Le génie, c'est la voix du peuple


Qui n'a pas fréquenté les Puces des Arnavaux le dimanche matin ne connaît pas Marseille dans toute sa majesté. Devant attendre Michèle trois minutes, partie faire le plein de légumes, je me suis posté dans un coin au soleil car le mistral était glacial. Un vendeur de serviettes de toilette a croisé mon regard et m'a tout de suite demandé comment ça va ? Nous avons échangé quelques paroles et il m'a proposé un café. Je l'ai beaucoup remercié plein d'admiration pour la simplicité et la cordialité de cet échange. J'ai oublié de dire que sur un million de personnes aux Puces 90 % sont des beurs.

J'ai repensé à ce que disent Michelet, Hugo et Péguy : les génies sont la voix du peuple. Au début, ça m'a surpris, cette idée, puis, à la réflexion, je me dis qu'il ne peut en être autrement. Les génies ne sont quand même pas les porte-paroles des privilégiés et des dominants, ce qui limiterait singulièrement la portée de leur création et leur ferait même faire une vilaine grimace. Vous me direz que les génies pourraient être à l'écoute d'eux-mêmes, comme leur nom semble l'indiquer. C'est ce que prétendaient les romantiques, ces orgueilleux, qui se disaient inspirés d'en haut, par on ne sait quelle Muse, cette blague ! Mais non : ils peuvent être surdoués, les génies, qui alimentera la machine, les dominants ou le peuple ? On n'échappera pas à la question.

Ici, une remarque capitale au sujet du peuple. Quand Michelet ou Hugo ou Péguy parlaient du peuple, ils parlaient évidemment des paysans, étant entendu que les ouvriers étaient des paysans fraîchement urbanisés. Le peuple, c'était donc la paysannerie telle qu'elle s'était constituée depuis 10 000 ans avec son expérience de la terre, ses us et coutumes, sa religion. Cette classe sociale n'existe plus en Europe.
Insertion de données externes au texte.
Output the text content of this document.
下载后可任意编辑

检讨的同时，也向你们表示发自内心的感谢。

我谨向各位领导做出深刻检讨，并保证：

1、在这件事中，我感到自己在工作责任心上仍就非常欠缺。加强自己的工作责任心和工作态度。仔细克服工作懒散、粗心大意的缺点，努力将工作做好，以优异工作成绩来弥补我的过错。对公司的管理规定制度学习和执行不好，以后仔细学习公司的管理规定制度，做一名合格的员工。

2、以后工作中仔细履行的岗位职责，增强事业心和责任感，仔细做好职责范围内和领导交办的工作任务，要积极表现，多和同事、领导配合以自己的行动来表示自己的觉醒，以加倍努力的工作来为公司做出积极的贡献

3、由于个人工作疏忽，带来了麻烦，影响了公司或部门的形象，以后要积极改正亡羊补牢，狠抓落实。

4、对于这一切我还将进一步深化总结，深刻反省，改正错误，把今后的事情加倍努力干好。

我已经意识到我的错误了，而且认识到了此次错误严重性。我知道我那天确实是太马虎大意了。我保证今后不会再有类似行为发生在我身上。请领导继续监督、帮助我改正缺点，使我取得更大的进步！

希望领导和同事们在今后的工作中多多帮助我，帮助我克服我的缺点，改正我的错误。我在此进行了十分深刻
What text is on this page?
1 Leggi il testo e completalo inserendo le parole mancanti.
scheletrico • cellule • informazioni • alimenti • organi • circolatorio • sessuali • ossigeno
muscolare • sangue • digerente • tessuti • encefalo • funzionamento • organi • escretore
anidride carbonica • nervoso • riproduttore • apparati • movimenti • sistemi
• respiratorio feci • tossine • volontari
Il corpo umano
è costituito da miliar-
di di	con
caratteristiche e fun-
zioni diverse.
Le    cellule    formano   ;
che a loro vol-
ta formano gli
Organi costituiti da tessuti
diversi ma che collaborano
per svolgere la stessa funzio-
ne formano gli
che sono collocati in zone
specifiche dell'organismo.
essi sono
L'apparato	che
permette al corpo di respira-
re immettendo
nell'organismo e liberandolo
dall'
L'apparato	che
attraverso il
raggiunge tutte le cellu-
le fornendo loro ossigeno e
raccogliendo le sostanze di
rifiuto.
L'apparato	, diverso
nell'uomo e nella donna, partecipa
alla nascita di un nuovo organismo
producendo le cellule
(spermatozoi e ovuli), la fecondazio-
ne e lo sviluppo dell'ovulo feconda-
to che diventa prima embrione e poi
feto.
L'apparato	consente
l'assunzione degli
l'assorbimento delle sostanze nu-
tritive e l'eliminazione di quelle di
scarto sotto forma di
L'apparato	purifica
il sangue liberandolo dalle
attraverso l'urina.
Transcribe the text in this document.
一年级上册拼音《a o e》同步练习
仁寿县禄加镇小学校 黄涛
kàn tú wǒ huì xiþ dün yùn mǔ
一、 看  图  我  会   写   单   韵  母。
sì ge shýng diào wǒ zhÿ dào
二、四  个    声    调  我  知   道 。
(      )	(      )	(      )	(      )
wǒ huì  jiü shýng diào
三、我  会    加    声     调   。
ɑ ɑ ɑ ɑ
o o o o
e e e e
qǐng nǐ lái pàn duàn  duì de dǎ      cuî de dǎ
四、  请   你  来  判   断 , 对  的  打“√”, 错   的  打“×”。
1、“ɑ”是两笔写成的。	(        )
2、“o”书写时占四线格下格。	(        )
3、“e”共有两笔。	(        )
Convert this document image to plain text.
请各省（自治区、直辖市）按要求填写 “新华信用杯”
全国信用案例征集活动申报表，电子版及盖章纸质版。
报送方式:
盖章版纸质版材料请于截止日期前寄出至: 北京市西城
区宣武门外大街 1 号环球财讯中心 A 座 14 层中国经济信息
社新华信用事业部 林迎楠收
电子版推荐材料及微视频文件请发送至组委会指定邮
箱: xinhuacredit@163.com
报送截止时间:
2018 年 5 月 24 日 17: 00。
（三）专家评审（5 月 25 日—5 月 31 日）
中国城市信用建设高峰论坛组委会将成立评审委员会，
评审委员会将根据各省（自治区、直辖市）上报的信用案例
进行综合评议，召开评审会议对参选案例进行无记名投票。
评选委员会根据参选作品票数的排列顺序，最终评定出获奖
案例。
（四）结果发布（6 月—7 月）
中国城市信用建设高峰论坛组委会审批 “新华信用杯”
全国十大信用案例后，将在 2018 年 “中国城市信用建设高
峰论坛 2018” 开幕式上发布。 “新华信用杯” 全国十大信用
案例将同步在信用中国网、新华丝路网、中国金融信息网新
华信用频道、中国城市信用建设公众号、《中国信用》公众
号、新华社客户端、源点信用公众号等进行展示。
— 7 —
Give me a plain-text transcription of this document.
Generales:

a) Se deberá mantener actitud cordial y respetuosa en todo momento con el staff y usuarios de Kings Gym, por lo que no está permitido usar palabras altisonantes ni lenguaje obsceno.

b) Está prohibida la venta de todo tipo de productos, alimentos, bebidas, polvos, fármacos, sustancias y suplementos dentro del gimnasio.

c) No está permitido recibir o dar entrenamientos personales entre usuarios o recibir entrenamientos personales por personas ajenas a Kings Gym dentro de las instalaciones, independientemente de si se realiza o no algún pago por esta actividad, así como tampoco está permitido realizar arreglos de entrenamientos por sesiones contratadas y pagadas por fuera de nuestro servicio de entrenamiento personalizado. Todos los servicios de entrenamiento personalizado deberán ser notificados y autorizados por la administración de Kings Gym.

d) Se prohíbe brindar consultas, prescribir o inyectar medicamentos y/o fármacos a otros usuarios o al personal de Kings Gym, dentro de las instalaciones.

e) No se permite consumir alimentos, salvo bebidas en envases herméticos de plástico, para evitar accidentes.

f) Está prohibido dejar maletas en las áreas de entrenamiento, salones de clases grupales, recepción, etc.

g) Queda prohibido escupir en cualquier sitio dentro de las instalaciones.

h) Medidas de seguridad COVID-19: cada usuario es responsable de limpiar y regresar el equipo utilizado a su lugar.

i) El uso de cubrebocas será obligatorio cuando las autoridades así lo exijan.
L'exode rural, la standardisation de la consommation, la télévision, maintenant internet ont complètement fait disparaître le peuple au sens terrien, traditionnel et religieux.

Il existe pourtant un moyen de remonter le temps et de rencontrer le peuple, c'est de se déplacer dans l'espace et d'aller en Afrique du nord, dans le Sahel ou en Afrique noire où un vrai peuple existe encore, au moins pour quelques années. Vous me direz qu'avec le terrorisme et le Covid, il est de plus en plus difficile de se déplacer. Alors, allez aux Puces de Marseille, ralentissez un peu le pas et vous pourrez retrouver la sociabilité chaude que nous avons perdue en Occident.

Je songe d'ailleurs m'établir dans ce quartier des Arnavaux, loin des bourges de mon arrondissement avec leur bling-bling, leurs SUV, leurs résidences avec portail à code et leurs fausses blondes de femmes à bouche en cul de poule.